In what amounts to a fight for its very existence in one of its most crucial markets, TikTok is gearing up for a high-stakes showdown in the courts.

The alarm bells were sounded within TikTok’s ranks as Michael Beckerman, the company’s head of public policy for the Americas, issued a rallying cry to its US staff.

In a memo obtained by Bloomberg News, Beckerman characterized the proposed legislation as an “unprecedented deal” brokered between Republican Speaker and President Biden, signaling TikTok’s readiness to challenge it legally once signed into law.

“This is an unprecedented deal worked out between the Republican Speaker and President Biden,” Beckerman stated in the memo. “At the stage that the bill is signed, we will move to the courts for a legal challenge.”

The urgency of TikTok’s response stems from recent developments in the US Congress, where lawmakers have fast-tracked legislation mandating ByteDance’s divestment from TikTok.

The bill, intricately linked to a vital aid package for Ukraine and Israel, has garnered significant bipartisan support and is expected to swiftly pass through the Senate before landing on President Biden’s desk.

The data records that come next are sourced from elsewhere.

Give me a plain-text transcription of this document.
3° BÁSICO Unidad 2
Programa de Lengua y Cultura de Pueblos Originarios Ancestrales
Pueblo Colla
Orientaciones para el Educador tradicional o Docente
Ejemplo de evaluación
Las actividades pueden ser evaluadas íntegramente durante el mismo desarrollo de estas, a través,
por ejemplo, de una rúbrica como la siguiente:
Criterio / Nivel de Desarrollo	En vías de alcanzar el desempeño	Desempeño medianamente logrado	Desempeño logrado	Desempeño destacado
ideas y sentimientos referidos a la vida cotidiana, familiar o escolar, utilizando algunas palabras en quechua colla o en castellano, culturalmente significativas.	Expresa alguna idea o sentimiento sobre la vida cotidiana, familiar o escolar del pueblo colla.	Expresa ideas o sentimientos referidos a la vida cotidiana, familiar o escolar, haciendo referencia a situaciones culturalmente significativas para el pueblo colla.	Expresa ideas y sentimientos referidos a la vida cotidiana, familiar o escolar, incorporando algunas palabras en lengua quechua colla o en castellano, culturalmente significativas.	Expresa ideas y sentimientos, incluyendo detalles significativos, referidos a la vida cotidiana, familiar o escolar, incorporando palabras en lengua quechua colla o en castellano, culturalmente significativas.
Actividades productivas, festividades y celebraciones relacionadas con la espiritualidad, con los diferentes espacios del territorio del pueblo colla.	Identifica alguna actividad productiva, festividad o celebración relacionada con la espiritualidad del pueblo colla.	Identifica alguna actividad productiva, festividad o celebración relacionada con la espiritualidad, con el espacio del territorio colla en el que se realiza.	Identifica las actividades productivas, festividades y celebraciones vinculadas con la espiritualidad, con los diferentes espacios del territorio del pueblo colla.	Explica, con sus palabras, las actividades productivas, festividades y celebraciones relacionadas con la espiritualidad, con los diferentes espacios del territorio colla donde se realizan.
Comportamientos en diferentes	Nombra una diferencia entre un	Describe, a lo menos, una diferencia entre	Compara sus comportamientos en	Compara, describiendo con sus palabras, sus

Beckerman minced no words in his critique of the proposed legislation, labeling it a “clear violation” of TikTok users’ First Amendment rights and warning of “devastating consequences” for the millions of small businesses that rely on the platform for their livelihoods.

TikTok’s defiant stance reflects the gravity of the situation facing the tech giant, which has spent years grappling with concerns from US officials regarding potential national security risks associated with its Chinese ownership.

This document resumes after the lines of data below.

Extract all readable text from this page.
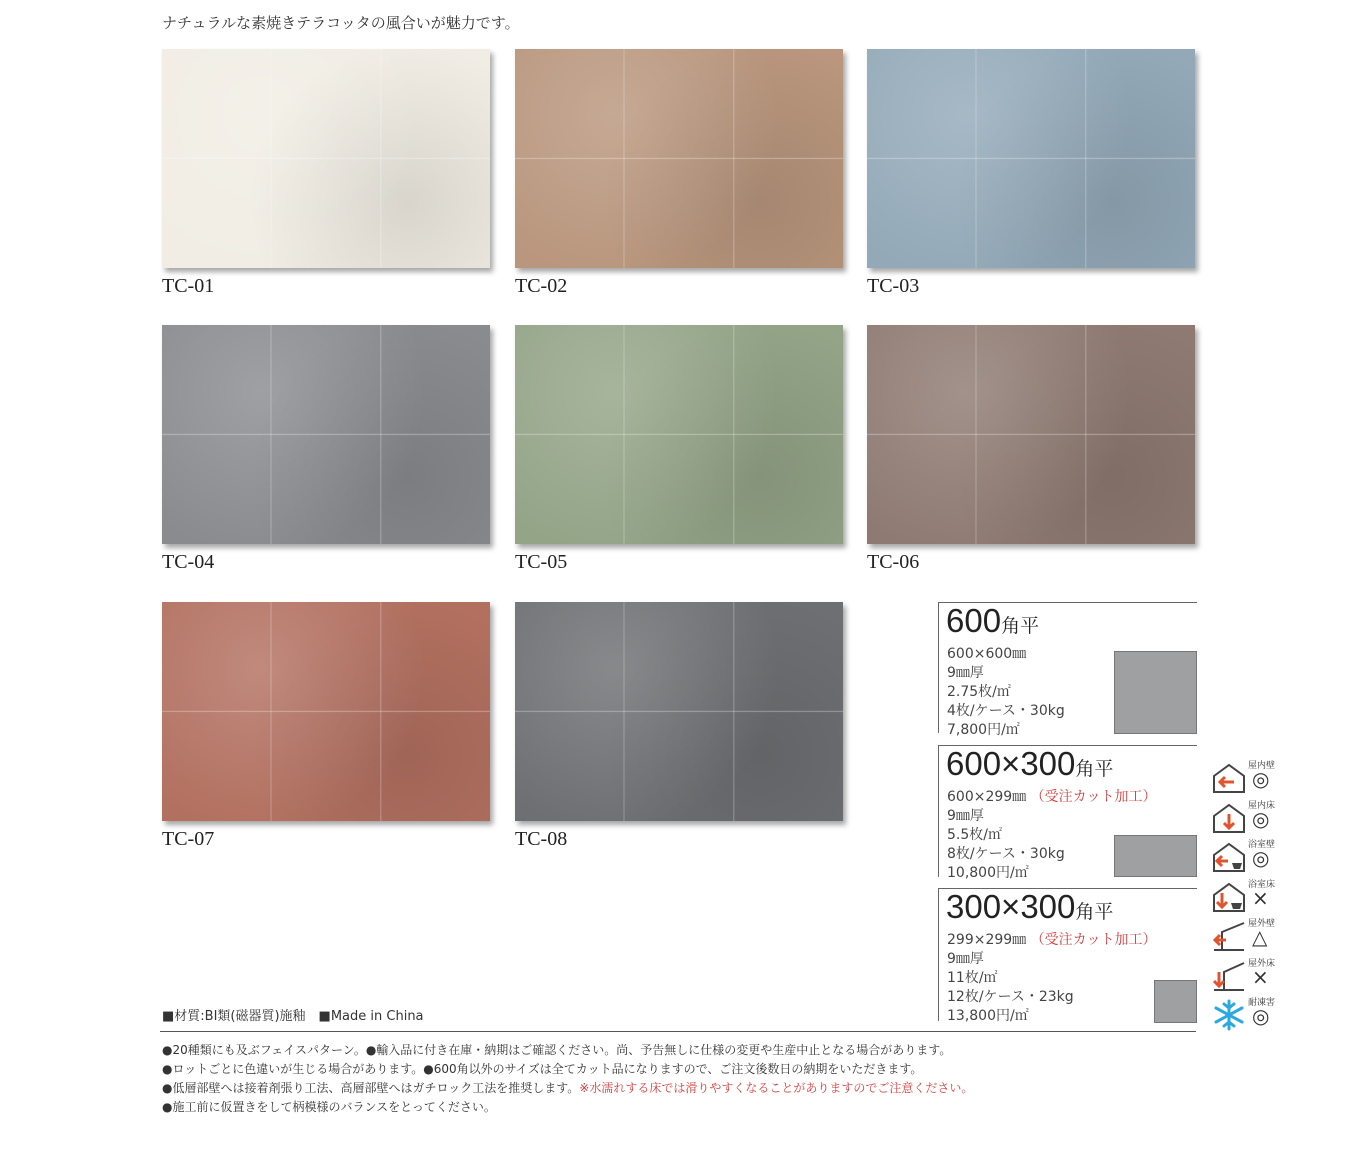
ナチュラルな素焼きテラコッタの風合いが魅力です。
TC-01	TC-02	TC-03
TC-04	TC-05	TC-06
TC-07	TC-08
600角平
600×600㎜
9㎜厚
2.75枚/㎡
4枚/ケース・30kg
7,800円/㎡
600×300角平
600×299㎜ （受注カット加工）
9㎜厚
5.5枚/㎡
8枚/ケース・30kg
10,800円/㎡
300×300角平
299×299㎜ （受注カット加工）
9㎜厚
11枚/㎡
12枚/ケース・23kg
13,800円/㎡
屋内壁
◎
屋内床
◎
浴室壁
◎
浴室床
×
屋外壁
△
屋外床
×
耐凍害
◎
■材質:BI類(磁器質)施釉　■Made in China
●20種類にも及ぶフェイスパターン。●輸入品に付き在庫・納期はご確認ください。尚、予告無しに仕様の変更や生産中止となる場合があります。
●ロットごとに色違いが生じる場合があります。●600角以外のサイズは全てカット品になりますので、ご注文後数日の納期をいただきます。
●低層部壁へは接着剤張り工法、高層部壁へはガチロック工法を推奨します。※水濡れする床では滑りやすくなることがありますのでご注意ください。
●施工前に仮置きをして柄模様のバランスをとってください。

Despite extensive lobbying efforts led by TikTok CEO Shou Chew to allay these fears, the company now finds itself at a critical juncture, where legal action appears to be its last line of defense.

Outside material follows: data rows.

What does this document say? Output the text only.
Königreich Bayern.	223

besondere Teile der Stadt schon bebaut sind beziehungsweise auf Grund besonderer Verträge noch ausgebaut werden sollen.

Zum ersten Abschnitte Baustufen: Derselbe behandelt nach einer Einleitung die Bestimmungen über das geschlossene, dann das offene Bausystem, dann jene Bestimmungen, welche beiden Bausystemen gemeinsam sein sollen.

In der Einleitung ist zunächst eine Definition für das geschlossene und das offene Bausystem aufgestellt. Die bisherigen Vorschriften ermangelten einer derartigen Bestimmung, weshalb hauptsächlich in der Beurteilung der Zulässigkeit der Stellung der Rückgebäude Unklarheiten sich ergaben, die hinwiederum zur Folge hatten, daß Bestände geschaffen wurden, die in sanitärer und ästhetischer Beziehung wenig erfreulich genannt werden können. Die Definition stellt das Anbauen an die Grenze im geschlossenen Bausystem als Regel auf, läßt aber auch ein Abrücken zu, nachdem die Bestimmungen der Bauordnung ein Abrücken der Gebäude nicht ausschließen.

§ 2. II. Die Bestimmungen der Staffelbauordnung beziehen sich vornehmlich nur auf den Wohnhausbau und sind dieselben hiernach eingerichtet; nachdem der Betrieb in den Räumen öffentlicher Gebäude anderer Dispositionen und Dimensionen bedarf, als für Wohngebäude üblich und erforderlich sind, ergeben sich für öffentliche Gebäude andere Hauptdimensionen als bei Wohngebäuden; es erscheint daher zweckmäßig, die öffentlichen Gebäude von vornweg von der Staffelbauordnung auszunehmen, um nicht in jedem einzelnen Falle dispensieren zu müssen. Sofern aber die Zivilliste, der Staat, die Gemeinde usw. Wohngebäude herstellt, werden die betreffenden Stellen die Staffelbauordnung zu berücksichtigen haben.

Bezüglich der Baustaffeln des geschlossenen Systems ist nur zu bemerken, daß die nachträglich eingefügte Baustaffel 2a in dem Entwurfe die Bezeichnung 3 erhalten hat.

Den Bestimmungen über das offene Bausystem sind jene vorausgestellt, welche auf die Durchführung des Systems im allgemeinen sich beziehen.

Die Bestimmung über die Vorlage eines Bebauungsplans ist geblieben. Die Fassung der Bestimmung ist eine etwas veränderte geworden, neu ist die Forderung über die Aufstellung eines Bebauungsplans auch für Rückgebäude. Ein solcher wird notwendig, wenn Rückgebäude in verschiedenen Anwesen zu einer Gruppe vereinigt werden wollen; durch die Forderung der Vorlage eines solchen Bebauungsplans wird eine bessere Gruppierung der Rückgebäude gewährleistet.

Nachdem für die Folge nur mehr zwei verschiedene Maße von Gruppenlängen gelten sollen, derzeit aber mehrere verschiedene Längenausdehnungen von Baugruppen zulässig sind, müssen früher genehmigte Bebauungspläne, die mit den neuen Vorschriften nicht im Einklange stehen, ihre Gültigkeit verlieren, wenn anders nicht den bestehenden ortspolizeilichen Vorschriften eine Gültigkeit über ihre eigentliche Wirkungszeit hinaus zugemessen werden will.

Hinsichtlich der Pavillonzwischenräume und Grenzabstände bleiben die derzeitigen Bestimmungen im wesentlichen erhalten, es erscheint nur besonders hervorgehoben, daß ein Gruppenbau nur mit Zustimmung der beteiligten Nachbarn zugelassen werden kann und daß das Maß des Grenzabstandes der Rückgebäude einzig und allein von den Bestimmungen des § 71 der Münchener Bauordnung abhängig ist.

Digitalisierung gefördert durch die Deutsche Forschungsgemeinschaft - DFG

ByteDance, TikTok’s Beijing-based parent company, has also signaled its intent to challenge any US ban in court, signaling a united front in the face of mounting pressure.

However, navigating the legal landscape will not be without its challenges, as ByteDance must contend with both US legislative measures and potential obstacles posed by the Chinese government, which has reiterated its opposition to a forced sale of TikTok.

As TikTok prepares to embark on what promises to be a protracted legal battle, the outcome remains uncertain.

For the millions of users and businesses that call TikTok home, the stakes have never been higher, as the platform fights to preserve its presence in the fiercely competitive landscape of social media.